Muccino torna a dirigere un intreccio di storie sentimentali in "A casa tutti bene". Dopo la lunga parentesi lavorativa oltreoceano, pare aver deciso di esplorare nuovamente i temi e le atmosfere che lo portarono al successo commerciale con titoli come "L'ultimo bacio" e "Ricordati di me". Nel nuovo film mette in scena una famiglia allargata, solo apparentemente felice, facendola implodere sotto lo sguardo dello spettatore.
Pietro (Ivano Marescotti) e Alba (Stefania Sandrelli) vivono ormai da anni su di un'isola in cui hanno un ristorante ben avviato. In occasione delle loro nozze d'oro ricevono la visita dei figli, con i relativi compagni, bambini e cugini. Quando una mareggiata blocca l'arrivo dei traghetti, si prospetta una convivenza forzata che porterà tutti i presenti a dar sfogo a conflitti latenti e vecchi rancori.
Il confine tra l'avere uno stile riconoscibile e l'essere la continua replica di se stessi è assai labile ma i fan della prima ora del regista saranno lieti di ritrovarlo alle prese esattamente con le stesse dinamiche che sviscerava quindici anni fa. Il film presenta non solo la summa di tutti i topoi della filmografia di Muccino, ma anche i suoi pregi e difetti. Personaggi nevrotici alla disperata ricerca della felicità, immersi in un nugolo di rancori, si accapigliano in numerose scene madri. L'isteria condivisa talvolta appare gratuita ma è proprio l'essere sopra le righe a rendere alcune scene emotivamente dirompenti. L'indagine sulle relazioni e sulle varie età della vita, nelle opere di Muccino, non è mai raffinata ma presenta una sua dolcezza, ancorché sgraziata, in grado di affascinare una fetta di pubblico.
"A casa tutti bene" è un film corale dall'incipit un po' confusionario ma, una volta addentrati nelle dinamiche disfunzionali tra i vari personaggi, è probabile si ritrovi qualcosa del proprio vissuto, tanta è la varietà di situazioni presentate. Tra baci di Giuda ed effusioni clandestine, relazioni fallite e altre appena sbocciate, si va componendo un mosaico in cui sotto la lente d'ingrandimento passano tre generazioni. Il carico di gelosie, sofferenze finanziarie, tradimenti, inquietudini esistenziali, paure e nervosismi è suddiviso tra tutti i personaggi: ognuno ha un fardello di fallimenti e debolezze che emerge nitido e lo porta a litigi furibondi.

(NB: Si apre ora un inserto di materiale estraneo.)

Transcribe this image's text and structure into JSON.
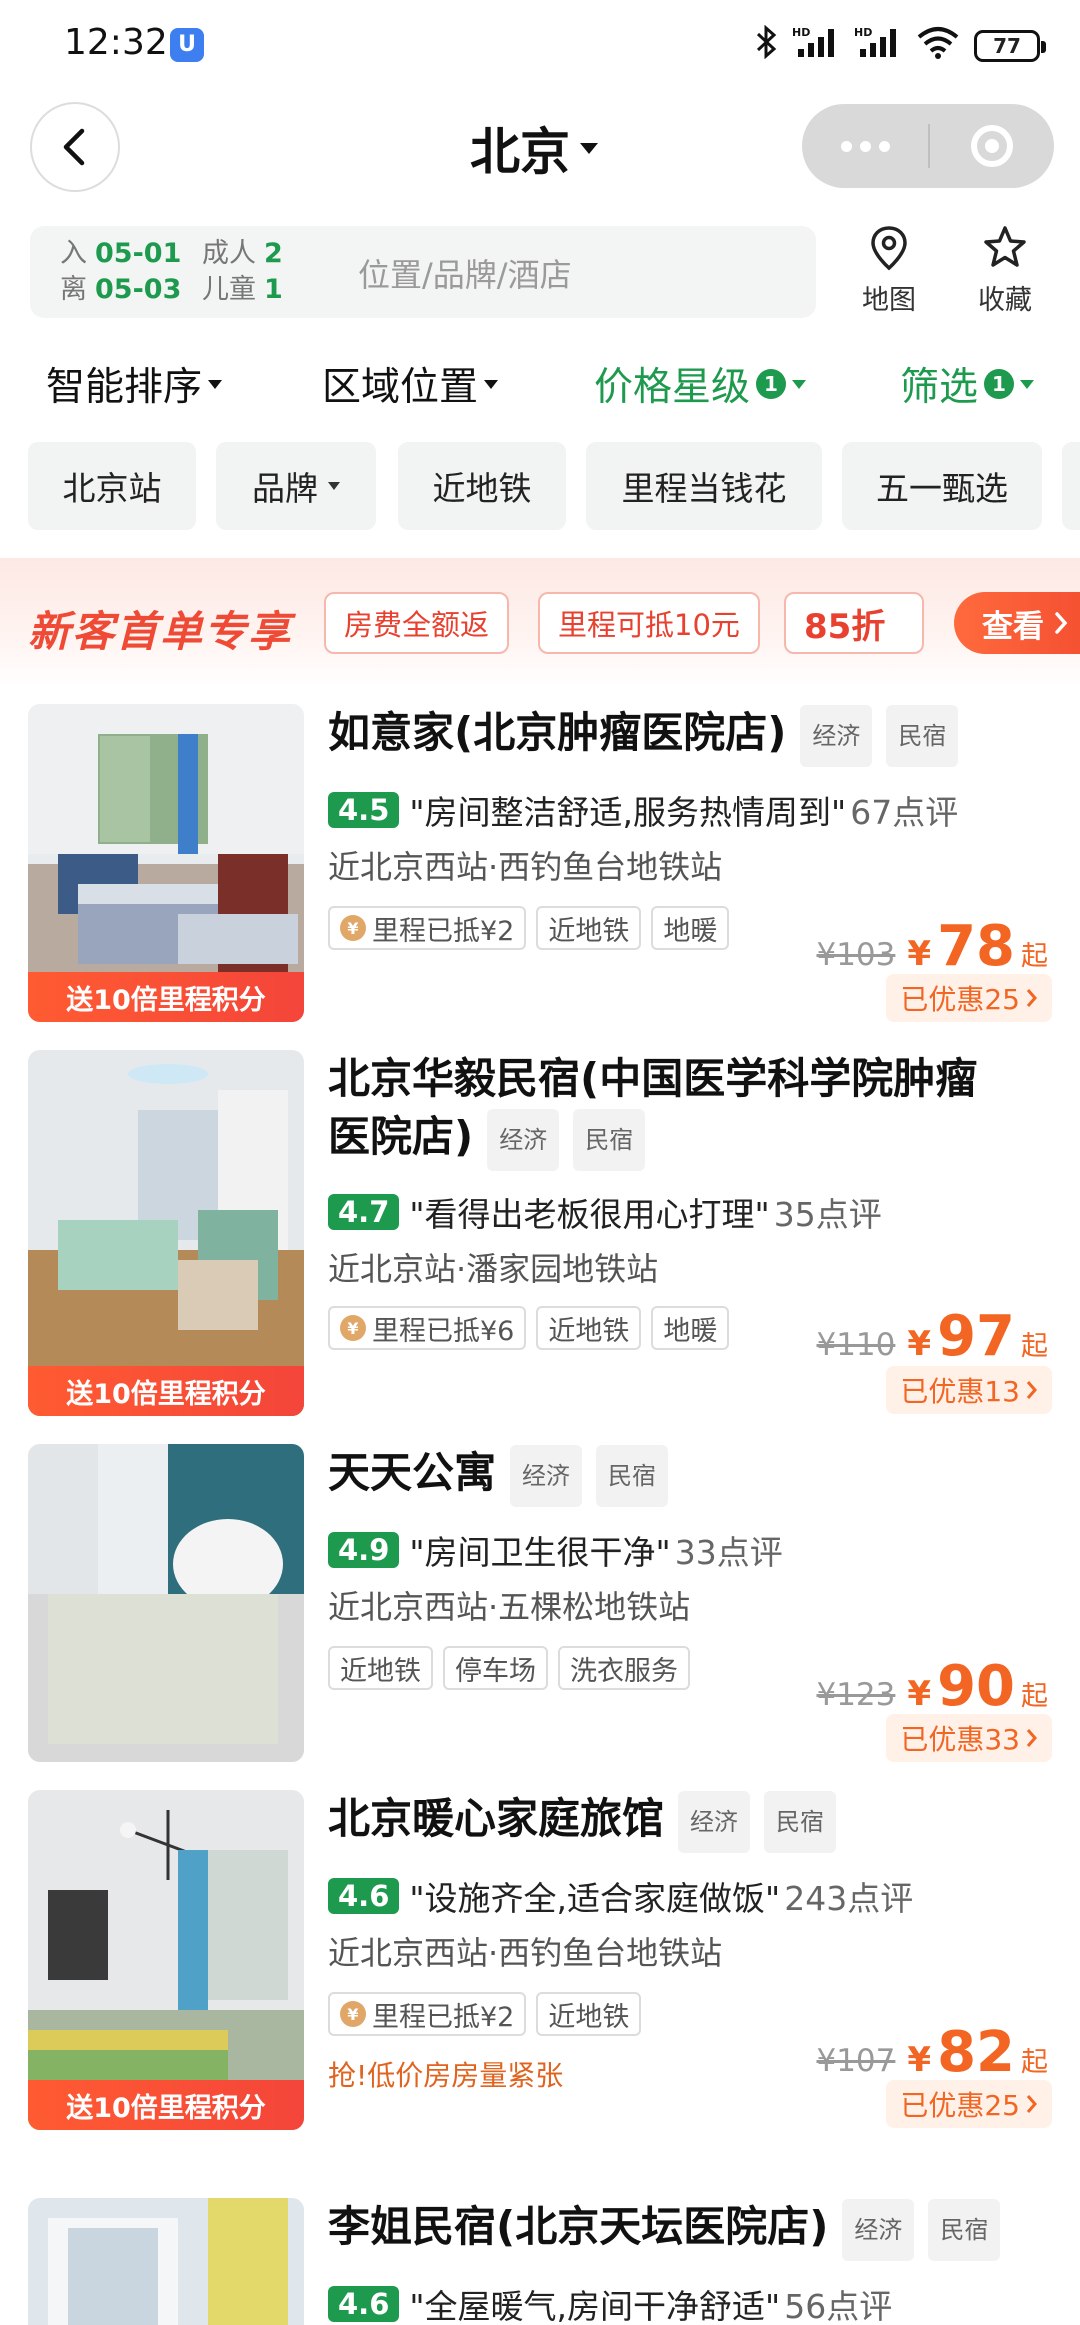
{
  "status_bar": {
    "time": "12:32",
    "app_icon": "U",
    "signal_label_1": "HD",
    "signal_label_2": "HD",
    "battery": "77"
  },
  "header": {
    "city": "北京"
  },
  "search": {
    "checkin_label": "入",
    "checkin_date": "05-01",
    "checkout_label": "离",
    "checkout_date": "05-03",
    "adults_label": "成人",
    "adults": "2",
    "children_label": "儿童",
    "children": "1",
    "placeholder": "位置/品牌/酒店"
  },
  "tools": {
    "map": "地图",
    "favorites": "收藏"
  },
  "sort_bar": {
    "smart": "智能排序",
    "area": "区域位置",
    "price": "价格星级",
    "price_badge": "1",
    "filter": "筛选",
    "filter_badge": "1"
  },
  "quick_tags": [
    "北京站",
    "品牌",
    "近地铁",
    "里程当钱花",
    "五一甄选"
  ],
  "promo": {
    "title": "新客首单专享",
    "chips": [
      "房费全额返",
      "里程可抵10元",
      "85折"
    ],
    "button": "查看"
  },
  "listings": [
    {
      "name": "如意家(北京肿瘤医院店)",
      "types": [
        "经济",
        "民宿"
      ],
      "score": "4.5",
      "quote": "\"房间整洁舒适,服务热情周到\"",
      "reviews": "67点评",
      "location": "近北京西站·西钓鱼台地铁站",
      "mileage": "里程已抵¥2",
      "tags": [
        "近地铁",
        "地暖"
      ],
      "orig_price": "¥103",
      "currency": "¥",
      "price": "78",
      "qi": "起",
      "saved": "已优惠25",
      "ribbon": "送10倍里程积分"
    },
    {
      "name_line1": "北京华毅民宿(中国医学科学院肿瘤",
      "name_line2": "医院店)",
      "types": [
        "经济",
        "民宿"
      ],
      "score": "4.7",
      "quote": "\"看得出老板很用心打理\"",
      "reviews": "35点评",
      "location": "近北京站·潘家园地铁站",
      "mileage": "里程已抵¥6",
      "tags": [
        "近地铁",
        "地暖"
      ],
      "orig_price": "¥110",
      "currency": "¥",
      "price": "97",
      "qi": "起",
      "saved": "已优惠13",
      "ribbon": "送10倍里程积分"
    },
    {
      "name": "天天公寓",
      "types": [
        "经济",
        "民宿"
      ],
      "score": "4.9",
      "quote": "\"房间卫生很干净\"",
      "reviews": "33点评",
      "location": "近北京西站·五棵松地铁站",
      "tags": [
        "近地铁",
        "停车场",
        "洗衣服务"
      ],
      "orig_price": "¥123",
      "currency": "¥",
      "price": "90",
      "qi": "起",
      "saved": "已优惠33"
    },
    {
      "name": "北京暖心家庭旅馆",
      "types": [
        "经济",
        "民宿"
      ],
      "score": "4.6",
      "quote": "\"设施齐全,适合家庭做饭\"",
      "reviews": "243点评",
      "location": "近北京西站·西钓鱼台地铁站",
      "mileage": "里程已抵¥2",
      "tags": [
        "近地铁"
      ],
      "urgent": "抢!低价房房量紧张",
      "orig_price": "¥107",
      "currency": "¥",
      "price": "82",
      "qi": "起",
      "saved": "已优惠25",
      "ribbon": "送10倍里程积分"
    },
    {
      "name": "李姐民宿(北京天坛医院店)",
      "types": [
        "经济",
        "民宿"
      ],
      "score": "4.6",
      "quote": "\"全屋暖气,房间干净舒适\"",
      "reviews": "56点评"
    }
  ],
  "colors": {
    "brand_green": "#1e9a4e",
    "price_orange": "#f26522",
    "promo_red": "#ee4a36"
  }
}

Perché la famiglia grande e felice è una chimera, secondo la visione di Muccino: si può fingere in nome delle apparenze e del quieto vivere che tutti siano sereni e vadano d'amore e d'accordo, ma mai troppo a lungo. C'è un tempo limitato oltre il quale le maschere cadono rivelando il vero volto di chi le indossava.
Anche se l'ispirazione dal punto di vista cinematografico è alta, certi titoli di Scola ("La famiglia" e "C'eravamo tanto amati") e di Monicelli ("Parenti serpenti"), l'intreccio si dipana con un meccanismo da soap opera. Nel gioco al massacro condito da inserti di musica leggera italiana d’antan, l'attenzione è tenuta desta dalle performance attoriali di un nutrito numero di celebrità del nostro cinema (Favino, Accorsi, Solarino, Sandrelli, Tognazzi, Crescentini, Gerini e tanti altri). Claudia Gerini, bravissima, regala il momento più autentico del film, mentre un'ilarità involontaria accompagna le scene con Stefano Accorsi, che deragliano su dialoghi melensi, artificiosi. Purtroppo la colonna sonora enfatica di Nicola Piovani finisce per amplificare proprio le situazioni a rischio caricatura.
"La famiglia è il nostro luogo di partenza, di fuga e di ritorno" dice l'incipit del film e
quella disegnata da Muccino si rivela un crogiolo di sentimenti spaesati, un monumento all'ipocrisia e alla finta serenità in cui gli unici affetti duraturi sono tali grazie ai compromessi.